Officials announced the figure on Wednesday at the close of a two-day conference on the troubled nation's future.
"We have laid the foundation for change," Kim Howells, the British foreign office minister, said in announcing the funding promises. "This money will provide the necessary basis for getting Afghanistan's work under way."
The pledges were intended to fund the goals set out in a five-year plan delegates signed on Tuesday for re-development in the country decimated by decades of war.
Dubbed the Afghanistan Compact, it covers poverty reduction, economic development, counter-narcotics efforts and security and promises aid to help Hamid Karzai's government achieve the targets.
"I am very thankful and I am very confident that with this kind of support ... we will eventually be able to establish a very democratic society in Afghanistan," said Anwar ul-Haq Ahadi, the country's finance minister.
Diplomats at the conference praised the progress Afghanistan has made since a US-led coalition toppled the Taliban government in 2001.
But after decades of war and the Taliban's puritanical rule, the country is still plagued by violence and extreme poverty and they acknowledged it has a long way to go.
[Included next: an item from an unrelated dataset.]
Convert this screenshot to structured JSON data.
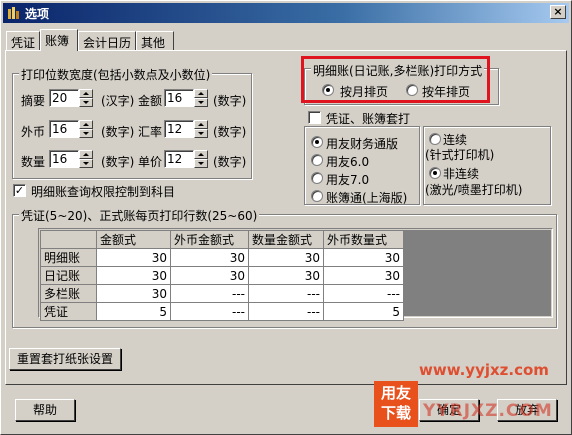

Afghanistan is mired in extreme
poverty in addition to violence
Ameerah Haq, of the UN mission in Afghanistan, said it was now crucial that those building the country's future return home and put the new blueprint into action.
"The clock of the Afghanistan Compact is now ticking," she said.
The conference focused on Wednesday on boosting human rights and economic development.
Afghanistan pledged in the new plan to build a functioning justice system in all its provinces by 2010 and reduce the number of people living on less than $1 a day by 3% per year.
Howells said establishing the rule of law would be critical.
"Without this, reconstruction, economic growth, poverty reduction and counter-narcotics will continue to be hampered," Howells said. "It's very important that the protection of human rights becomes part of the mainstream of Afghan politics."
Howells said $77 million (€64 million) of the money pledged would go to fight drug production and trafficking.
Afghanistan produces nearly 90% of the world's opium and heroin. "We need to stop this evil trade which affects us all," he said.
Hedayat Amin Arsala, Afghanistan's commerce minister and a senior government adviser, said changing the country's political culture would be difficult.
The nation produces nearly 90%
of the world's opium and heroin
"This is not a simple task," he said. "There is a whole generation of Afghans who have grown up seeing political causes advanced" through violence instead of democratic processes.
Delegates pledged to keep aid to Afghanistan flowing.
Tony Blair, the British prime minister, said that "at this moment when terrorism is fighting back in Afghanistan and in Iraq", helping both countries become stable was crucial to global security.
"Because when they were left in that failed state, they were a threat to the whole of the world," he told the House of Commons in his weekly question session.
The five-year blueprint that leaders signed at the conference is intended as a successor to the deal reached at a December 2001 meeting in Bonn, Germany, which established a political process for Afghanistan after the fall of the Taliban.
Afghanistan promised in the new compact to build a professional army and police force, shut down all armed militias by the end of 2007, and teach its officials about human rights.
It also vowed to provide electricity to 25% of rural homes and 65% of urban ones by 2010, repair roads and set up a system of land registration. It also said it would reduce infant and maternal mortality rates that are among the worst in the world by 20% and 15% respectively by 2010.